Perusahaan berencana untuk merilis secara resmi aplikasinya sendiri pada dua bulan mendatang. Persiapannya sudah dilakukan sejak tahun lalu. Di dalamnya akan tersedia pilihan menu makanan sesuai preferensi lidah masing-masing, biasanya ada yang anti gluten, hanya mau vegan saja, dan sebagainya.
“Tadinya pilihan seperti itu tidak bisa jika dipesan melalui aplikasi kurir online. Tapi nanti kita bisa rincikan semua permintaan konsumen melalui aplikasi kita dan dikirim oleh kurir internal kita. Selain itu kita juga mau sediakan informasi lengkap terkait makanan organik dalam berbahasa Indonesia.”
Meski belum diresmikan, namun aplikasi ini sudah bisa diakses di Play Store.
Terpukul karena pandemi
Karena perusahaan termasuk pemain kuliner offline, secara langsung ikut terguncang karena pandemi yang saat ini masih berlangsung. Mayoritas gerainya harus ditutup pada awal PSBB diberlakukan. Meski demikian, Irene mengaku perusahaan bertekad untuk tidak mengurangi karyawan dan gaji.

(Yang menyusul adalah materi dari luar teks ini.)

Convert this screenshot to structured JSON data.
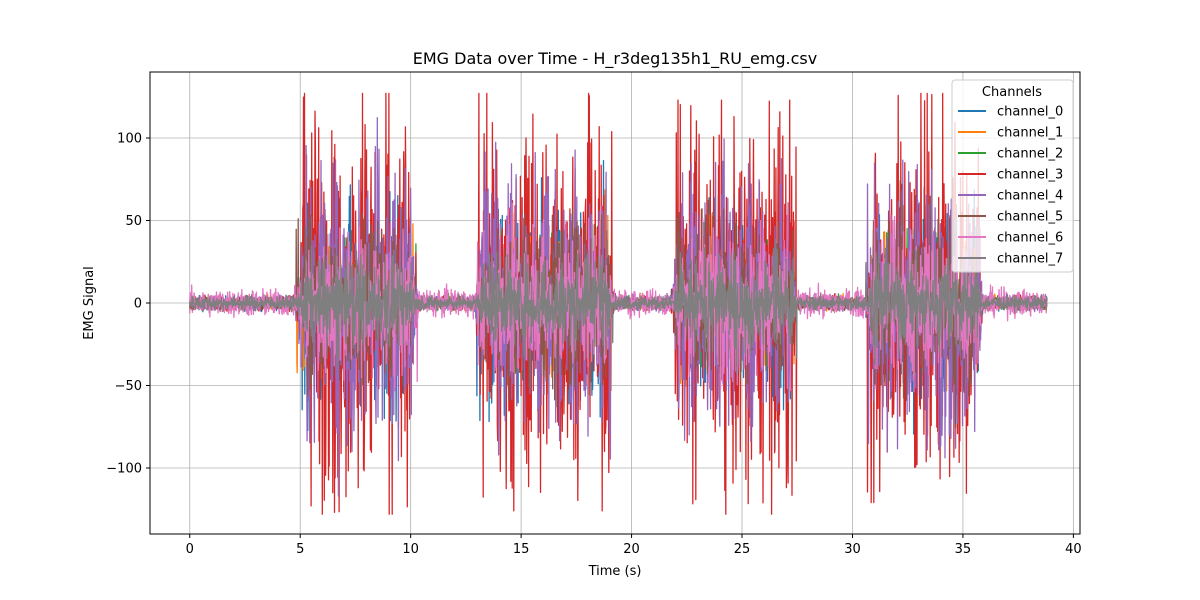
{
  "chart_data": {
    "type": "line",
    "title": "EMG Data over Time - H_r3deg135h1_RU_emg.csv",
    "xlabel": "Time (s)",
    "ylabel": "EMG Signal",
    "xlim": [
      -1.8,
      40.3
    ],
    "ylim": [
      -140,
      140
    ],
    "xticks": [
      0,
      5,
      10,
      15,
      20,
      25,
      30,
      35,
      40
    ],
    "yticks": [
      -100,
      -50,
      0,
      50,
      100
    ],
    "xtick_labels": [
      "0",
      "5",
      "10",
      "15",
      "20",
      "25",
      "30",
      "35",
      "40"
    ],
    "ytick_labels": [
      "−100",
      "−50",
      "0",
      "50",
      "100"
    ],
    "grid": true,
    "legend_title": "Channels",
    "legend_position": "top-right",
    "x_range": [
      0,
      38.8
    ],
    "active_bursts": [
      {
        "start": 4.8,
        "end": 10.3,
        "max": 127,
        "min": -128
      },
      {
        "start": 12.9,
        "end": 19.2,
        "max": 127,
        "min": -126
      },
      {
        "start": 21.8,
        "end": 27.5,
        "max": 123,
        "min": -128
      },
      {
        "start": 30.6,
        "end": 35.9,
        "max": 127,
        "min": -121
      }
    ],
    "series": [
      {
        "name": "channel_0",
        "color": "#1f77b4",
        "rest_amp": 2,
        "burst_amp": 60
      },
      {
        "name": "channel_1",
        "color": "#ff7f0e",
        "rest_amp": 2,
        "burst_amp": 45
      },
      {
        "name": "channel_2",
        "color": "#2ca02c",
        "rest_amp": 2,
        "burst_amp": 40
      },
      {
        "name": "channel_3",
        "color": "#d62728",
        "rest_amp": 2,
        "burst_amp": 115
      },
      {
        "name": "channel_4",
        "color": "#9467bd",
        "rest_amp": 2,
        "burst_amp": 80
      },
      {
        "name": "channel_5",
        "color": "#8c564b",
        "rest_amp": 2,
        "burst_amp": 50
      },
      {
        "name": "channel_6",
        "color": "#e377c2",
        "rest_amp": 4,
        "burst_amp": 45
      },
      {
        "name": "channel_7",
        "color": "#7f7f7f",
        "rest_amp": 2,
        "burst_amp": 28
      }
    ]
  }
}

“Saat PSBB, masih ada gerai kami yang tetap dibuka. Menariknya karyawan kami punya solidaritas tinggi jadi mereka memberlakukan share shift, karyawan yang kerja di gerai yang ditutup bisa kerja di gerai yang buka secara bergantian.”

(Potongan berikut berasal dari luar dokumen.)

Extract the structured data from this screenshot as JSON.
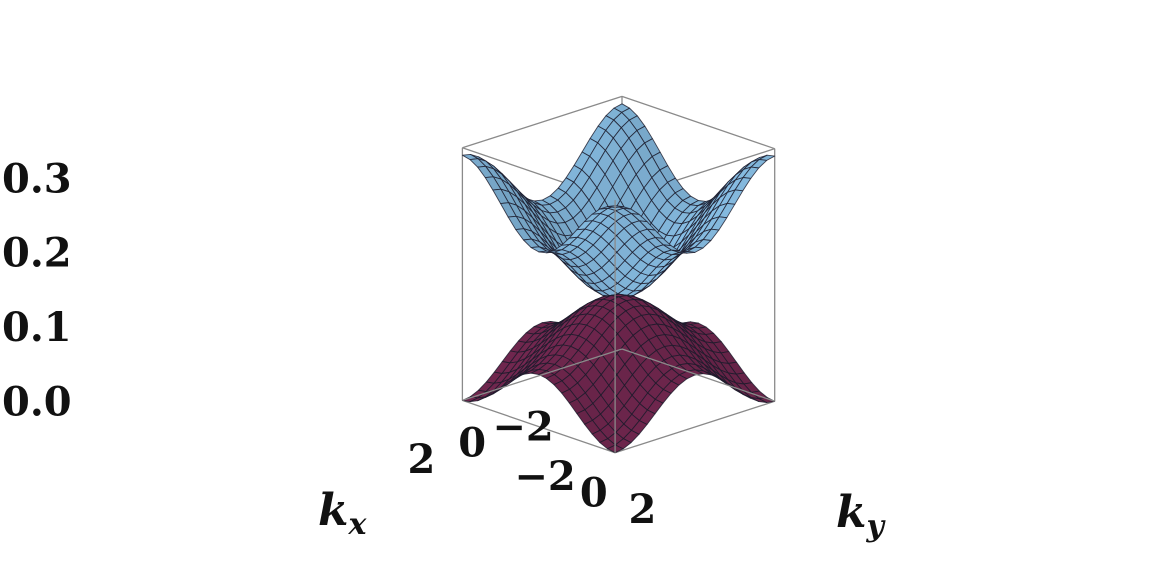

Perusahaan juga terbantu dengan diberlakukannya diskon sewa dari pengelola mal. “Jujur kalau itu enggak ada, kita bakal struggling banget.”
More Coverage:
Dalam unggahan di akun media sosial Helga pada lima bulan lalu, dia menyebutkan pandemi berdampak pada menurunnya penjualan hingga 30%. Tak hanya itu harga bahan baku yang naik tajam, penurunan jumlah kunjungan ke gerai, masalah cashflow, dan keterlambatan pembiayaan yang tidak terduga.

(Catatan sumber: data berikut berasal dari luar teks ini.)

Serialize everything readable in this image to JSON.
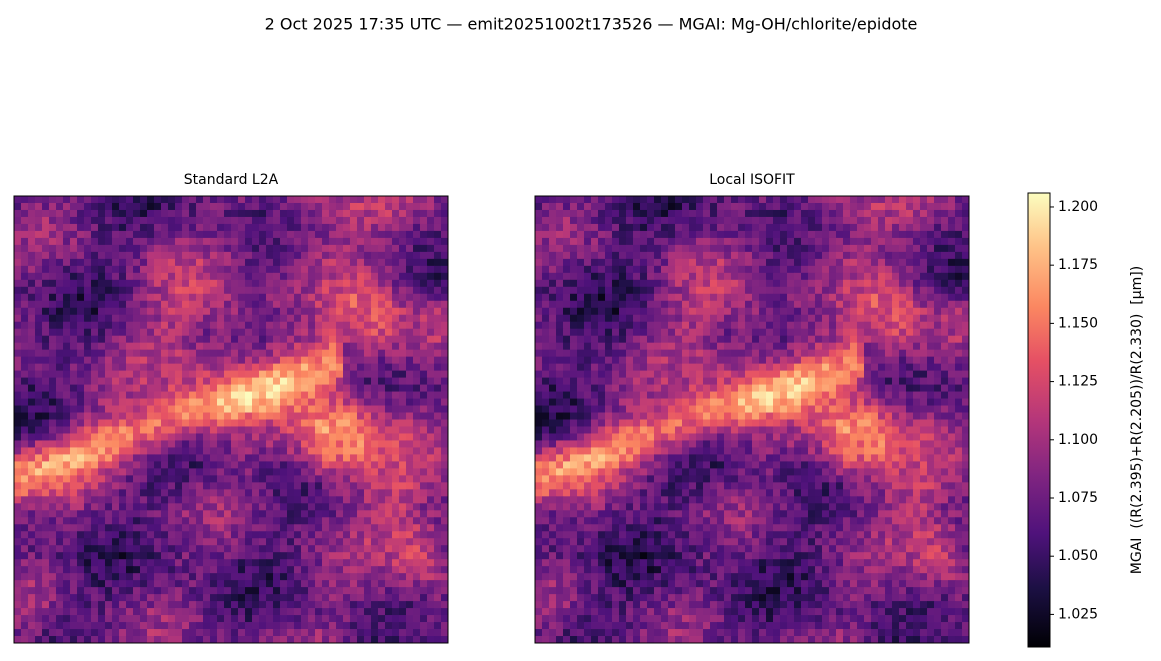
{
  "chart_data": {
    "type": "image",
    "title": "2 Oct 2025 17:35 UTC — emit20251002t173526 — MGAI: Mg-OH/chlorite/epidote",
    "colormap": "magma",
    "panels": [
      {
        "title": "Standard L2A"
      },
      {
        "title": "Local ISOFIT"
      }
    ],
    "colorbar": {
      "label": "MGAI  ((R(2.395)+R(2.205))/R(2.330)  [μm])",
      "lim": [
        1.011,
        1.206
      ],
      "ticks": [
        1.025,
        {
          "value": 1.05,
          "label": "1.050"
        },
        1.075,
        {
          "value": 1.1,
          "label": "1.100"
        },
        1.125,
        {
          "value": 1.15,
          "label": "1.150"
        },
        1.175,
        {
          "value": 1.2,
          "label": "1.200"
        }
      ]
    }
  }
}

“Hari-hari kami dipenuhi oleh pengambilan keputusan yang mendadak. [..] Kami akan mengambil beberapa keputusan yang sangat sulit dan menghancurkan hati: melepaskan anggota baru kami yang seharusnya bekerja di gerai baru kami dan menutup beberapa toko kami,” tulisnya.
Akhirnya, seiring pelonggaran PSBB oleh pemerintah setempat pada awal Juni kemarin, Burgreens kembali membuka gerai yang berdiri sendiri (stand alone) dan menerima makan di tempat (dine-in) dan takeway.
Untuk memesan makanan, konsumen tidak perlu mengunjungi kasir, cukup memindai kode QR untuk memesan menu. Saat pembayaran pun sudah non tunai, konsumen memindai kode QRIS dari nota yang bisa digunakan oleh beragam aplikasi uang elektronik, seperti Gopay, Ovo, dan Dana.